If you interact with me in person or on Facebook, by now you’re getting pretty used to my exclamation point-filled posts about The Sisters of Invention and my praise for their powerfully activist song “This Isn’t Disneyland.” Since we’re going to show that video (captioned!) at our “Very Special Episodes” screening tomorrow, December 13th, I’ve been digging and digging to read all that I can about them and Tutti Arts, where they started out as the girl band Hot Tutti.

So it was only a matter of time before I came across Sit Down, Shut Up and Watch! Film and New Media Festival. Let me let them speak for themselves. From their website:

Vision:

To live in a world where learning disabled people achieve their creative dreams and screen their work in Times Square, on iPhones and on every screen in-between.

Our Aims:

  • Form a community of like-minded learning disabled filmmakers and new media artists who can teach others
  • To have our voices heard and to be taken seriously
  • Get other learning disabled people to express themselves creatively through digital arts and technology
  • Encourage other learning disabled people in the wider Australian and global community to connect, making physical location far less significant for our social relationships
  • To become a force for social change

–The SDSW Festival Steering Committee

And now please enjoy this glorious short video where participants talk about themselves and why they’re interested in film. Cheers to them for including an individual with acquired brain injury in their program. The program is described as being for learning disabled people. At least here in the U.S. the brain injury community and learning disability communities are separate. That’s something you’ve probably also heard me talk about and lament a lot on this blog, on my podcast, all over Facebook, and in person. There are very good reasons that people with acquired or traumatic brain injury should be collaborating with folks with learning, developmental, and intellectual disabilities. Wouldn’t you want to learn the ropes from someone who’s already been there, done that? Wouldn’t you want to hang out with these folks who feel “awesomely great” about having a disability and are all ready to get to making some awesomely great movies?
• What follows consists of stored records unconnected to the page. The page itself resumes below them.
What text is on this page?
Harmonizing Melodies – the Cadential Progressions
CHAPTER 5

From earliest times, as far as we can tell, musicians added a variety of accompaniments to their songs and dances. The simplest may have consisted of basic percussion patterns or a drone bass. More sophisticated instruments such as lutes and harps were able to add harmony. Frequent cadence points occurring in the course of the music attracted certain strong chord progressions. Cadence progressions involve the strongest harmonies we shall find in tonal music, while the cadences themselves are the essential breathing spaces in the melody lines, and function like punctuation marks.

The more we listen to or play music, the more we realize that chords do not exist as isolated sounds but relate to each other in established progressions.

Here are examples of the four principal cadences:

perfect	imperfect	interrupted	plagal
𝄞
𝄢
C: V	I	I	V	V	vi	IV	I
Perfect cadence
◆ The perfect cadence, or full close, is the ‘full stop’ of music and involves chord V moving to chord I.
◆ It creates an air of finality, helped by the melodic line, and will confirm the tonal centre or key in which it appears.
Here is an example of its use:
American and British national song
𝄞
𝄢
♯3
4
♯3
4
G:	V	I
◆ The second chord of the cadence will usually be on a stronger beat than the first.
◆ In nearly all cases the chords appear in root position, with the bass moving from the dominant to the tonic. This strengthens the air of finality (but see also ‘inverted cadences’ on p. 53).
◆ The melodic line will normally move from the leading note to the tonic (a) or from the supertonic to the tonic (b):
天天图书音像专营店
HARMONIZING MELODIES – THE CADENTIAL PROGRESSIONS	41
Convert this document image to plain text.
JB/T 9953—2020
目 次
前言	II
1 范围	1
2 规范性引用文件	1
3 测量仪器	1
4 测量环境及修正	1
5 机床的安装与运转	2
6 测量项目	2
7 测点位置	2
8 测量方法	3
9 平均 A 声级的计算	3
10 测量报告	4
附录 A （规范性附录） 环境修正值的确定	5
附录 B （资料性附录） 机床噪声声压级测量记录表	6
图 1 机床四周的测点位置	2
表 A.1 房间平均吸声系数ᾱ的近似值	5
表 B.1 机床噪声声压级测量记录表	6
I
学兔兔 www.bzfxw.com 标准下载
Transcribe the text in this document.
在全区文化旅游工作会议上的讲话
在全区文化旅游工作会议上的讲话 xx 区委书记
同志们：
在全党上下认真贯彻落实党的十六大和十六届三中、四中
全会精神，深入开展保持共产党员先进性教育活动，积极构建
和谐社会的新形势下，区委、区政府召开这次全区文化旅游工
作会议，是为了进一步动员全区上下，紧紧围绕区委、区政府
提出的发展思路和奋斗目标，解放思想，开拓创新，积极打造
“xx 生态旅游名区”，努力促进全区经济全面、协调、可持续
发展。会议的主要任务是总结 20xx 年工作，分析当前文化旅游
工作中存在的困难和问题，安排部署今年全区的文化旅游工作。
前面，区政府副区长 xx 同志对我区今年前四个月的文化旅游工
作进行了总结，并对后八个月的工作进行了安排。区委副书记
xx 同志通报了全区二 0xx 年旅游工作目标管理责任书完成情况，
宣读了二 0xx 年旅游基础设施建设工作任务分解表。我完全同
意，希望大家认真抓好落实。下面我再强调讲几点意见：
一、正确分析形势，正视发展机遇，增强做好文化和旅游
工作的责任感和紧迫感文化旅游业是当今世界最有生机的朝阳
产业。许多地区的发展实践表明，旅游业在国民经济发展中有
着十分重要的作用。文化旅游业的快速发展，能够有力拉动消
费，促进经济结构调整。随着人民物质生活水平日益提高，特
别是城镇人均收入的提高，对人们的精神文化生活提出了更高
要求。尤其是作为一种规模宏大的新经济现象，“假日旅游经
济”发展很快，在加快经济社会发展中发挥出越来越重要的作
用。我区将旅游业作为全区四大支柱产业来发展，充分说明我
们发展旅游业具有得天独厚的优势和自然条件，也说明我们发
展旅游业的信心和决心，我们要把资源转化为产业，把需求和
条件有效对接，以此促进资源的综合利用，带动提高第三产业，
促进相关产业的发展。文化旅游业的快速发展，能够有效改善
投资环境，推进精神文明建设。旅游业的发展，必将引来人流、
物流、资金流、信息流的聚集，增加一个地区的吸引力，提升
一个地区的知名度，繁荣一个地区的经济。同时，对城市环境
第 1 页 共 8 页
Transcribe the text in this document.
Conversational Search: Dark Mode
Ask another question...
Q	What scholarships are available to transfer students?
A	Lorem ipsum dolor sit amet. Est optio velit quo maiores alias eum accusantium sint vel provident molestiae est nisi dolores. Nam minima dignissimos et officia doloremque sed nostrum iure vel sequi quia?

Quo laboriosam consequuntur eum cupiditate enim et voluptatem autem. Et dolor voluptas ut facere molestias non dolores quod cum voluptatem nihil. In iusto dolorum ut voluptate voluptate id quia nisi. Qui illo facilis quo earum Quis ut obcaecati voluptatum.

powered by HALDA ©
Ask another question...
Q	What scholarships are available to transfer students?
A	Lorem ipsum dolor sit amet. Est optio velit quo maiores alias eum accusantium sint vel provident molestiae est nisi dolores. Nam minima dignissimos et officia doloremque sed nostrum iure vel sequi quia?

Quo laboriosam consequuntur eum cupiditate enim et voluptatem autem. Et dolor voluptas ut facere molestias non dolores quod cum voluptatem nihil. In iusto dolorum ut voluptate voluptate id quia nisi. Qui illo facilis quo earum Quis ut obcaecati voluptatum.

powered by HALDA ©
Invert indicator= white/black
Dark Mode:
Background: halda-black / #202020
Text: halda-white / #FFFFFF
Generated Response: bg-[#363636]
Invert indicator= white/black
This promises to be a fantastic festival and one more group and event on my ever-growing list of Australian fabulousness. One of the events at the festival was to discuss new technology developments that people with learning disabilities can use to make films. They also talked about barriers to making it in the industry. As a disabled filmmaker myself, I’m super excited to see conversations about technology and industry, not conversations that focus on an individual’s perceived deficits. These folks are here, they’re proud, they’re making films. So sit down, shut up and watch already!